In the wake of a California Congressional election, which garnered national
attention with the entry of Minutemen founder Jim Gilchrist, immigration is
once again emerging as the key issue in the 50th Congressional District in
the race to replace Duke Cunningham. It’s a district where even the Democrat
is for stricter controls on the US-Mexico border.
Candidates in the race to replace Cunningham,–including the leading
Democrat, Cardiff school board member Francine Busby–have called for more
immigration controls. Busby says she supports both the House bill and a
proposal from Sen. John McCain, R-Arizona, to increase border security. When
talking about illegal immigration, Busby’s campaign uses rhetoric more often
associated with Republicans.
“Francine believes that we must take immediate action to solve the
immigration crisis,” said Busby’s communications director, Brennan Bilberry.
The Republicans running for seat include former Assemblyman Howard
Kaloogian, state Sen.

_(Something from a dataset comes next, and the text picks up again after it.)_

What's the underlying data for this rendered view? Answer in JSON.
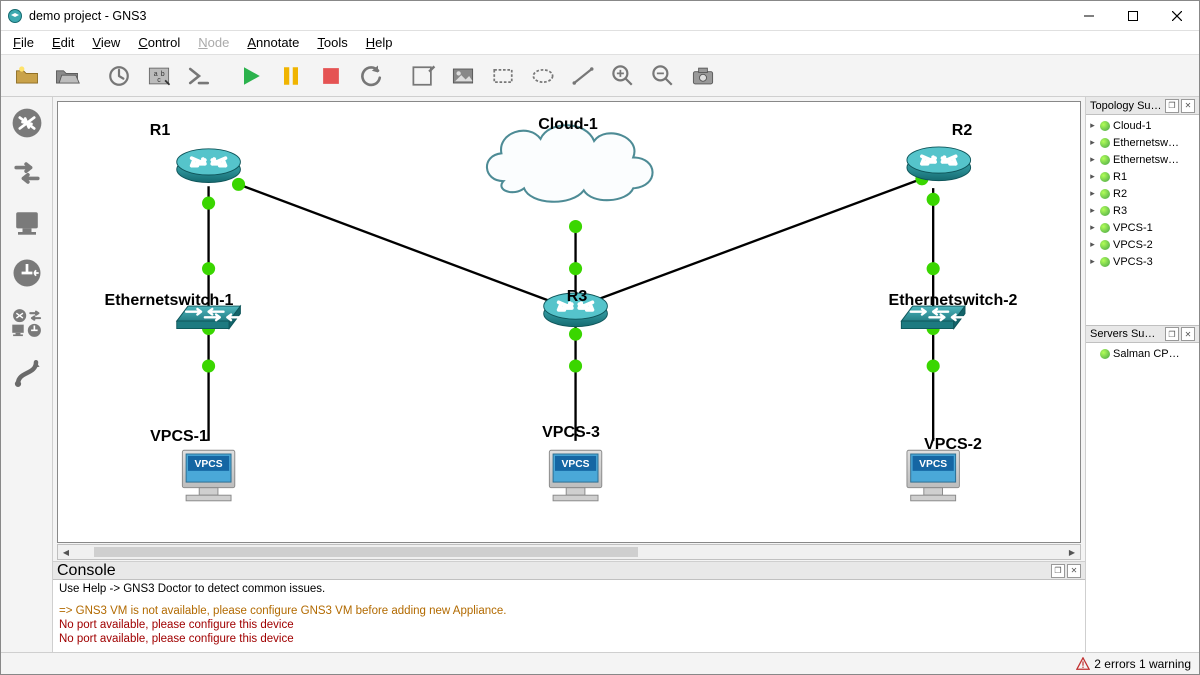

Bill Morrow, businessman Alan Uke, former Congressman
Brian Bilbray and San Diego County Supervisor Pam Slater Price.
Last Thursday, Arnold Schwarzenegger picked dates for the special election
to replace Cunningham in northern San Diego County district: an April 11
primary followed by a likely runoff consolidated with the June 6 statewide
primaries. Whoever is elected next year should be a reliable vote for
tighter border controls, more conservative than President Bush on the issue.
Even though multiple corruption scandals involving San Diego Republicans may
have given Busby the best chance a Democrat has had in the district in
years, she still faces an uphill climb. Some Republicans have reportedly
grumbled about the timing of the election, arguing that that rolling the
runoff into the June primaries could increase Democratic turnout. But in
2004, Cunningham buried Busby 59 percent to 37 percent.
“I don’t think it makes a difference,” said Jonathan Collegio, a spokesman
for the National Republican Congressional Committee. “Francine Busby
[received fewer votes than] John Kerry in the district.”
But even if Busby were to pull off an upset, it wouldn’t mean much in terms
of how the district’s congressional member would vote on immigration issues.
Busby’s only difference with most of her Republican opponents on immigration
might be that she supports a guest worker program, though only a very
limited one that would be suspended during times of high unemployment.
Republicans in the race seem quite comfortable with breaking with the Bush
on this issue. Several said that the president’s “guest worker” proposal
amounted to an amnesty program for illegal immigrants, something that would
be anathema to local constituents.
“Everybody [in the race] breaks with the President Bush on immigration,”
said Republican candidate Brian Bilbray. “The president has no credibility
on the immigration issue, God bless him.”
Bilbray is the candidate most identified with efforts to limit illegal
immigration. While serving in congress in the last 1990s, he pushed for a
$40,000 fine per violation on companies that hire illegal workers, ten times
the current fine and nearly twice the $25,000 called for in the House bill.
He speaks of a “culture of enforcement” that would empower police officers
to enforce immigration laws far from borders.
Any guest worker program, he said, should require workers to apply from
outside U.S. borders. It should also only be considered only in conjunction
with the Real ID bill he pushed while in Congress to limit illegal
immigrant’s ability to get driver’s licenses and bank accounts.
The reason these things aren’t happening comes down to an alliance that
ensures “cheap labor for the right and cheap votes for the left,” Bilbray
said. However, with immigration rhetoric heating up, the race for the 50th
could turn into a case of Republicans winning the battle but losing the war
in their efforts to woo Latinos.
In order to keep this from happening, the GOP needs to tell a more nuanced
story around immigration, said Hector Barajas, deputy political director of
the California Republican Party. It’s not just Mexicans taking advantage of
America’s porous borders he said, but gang members and illegal immigrants
from as far away as Russia and China. Meanwhile, 465 people died crossing
the California and Arizona borders last year, he said.
An influx of new workers has also depressed wages of American Hispanics,
Barajas said. These issues are starting to change the tide of opinion among
many Hispanics, he said, citing a Time magazine poll that showed that 61
percent of Hispanics think illegal immigration is a “serious problem”;
another poll, published in the Seattle Times, showed that a majority of
Hispanics opposed driver’s licenses for illegal immigrants.
“Finding a solution to illegal immigration has nothing to do with one’s
ethnicity or race,” Barajas said. “I think a lot of Latinos also feel that
there is a limit to where the state can take more illegals.”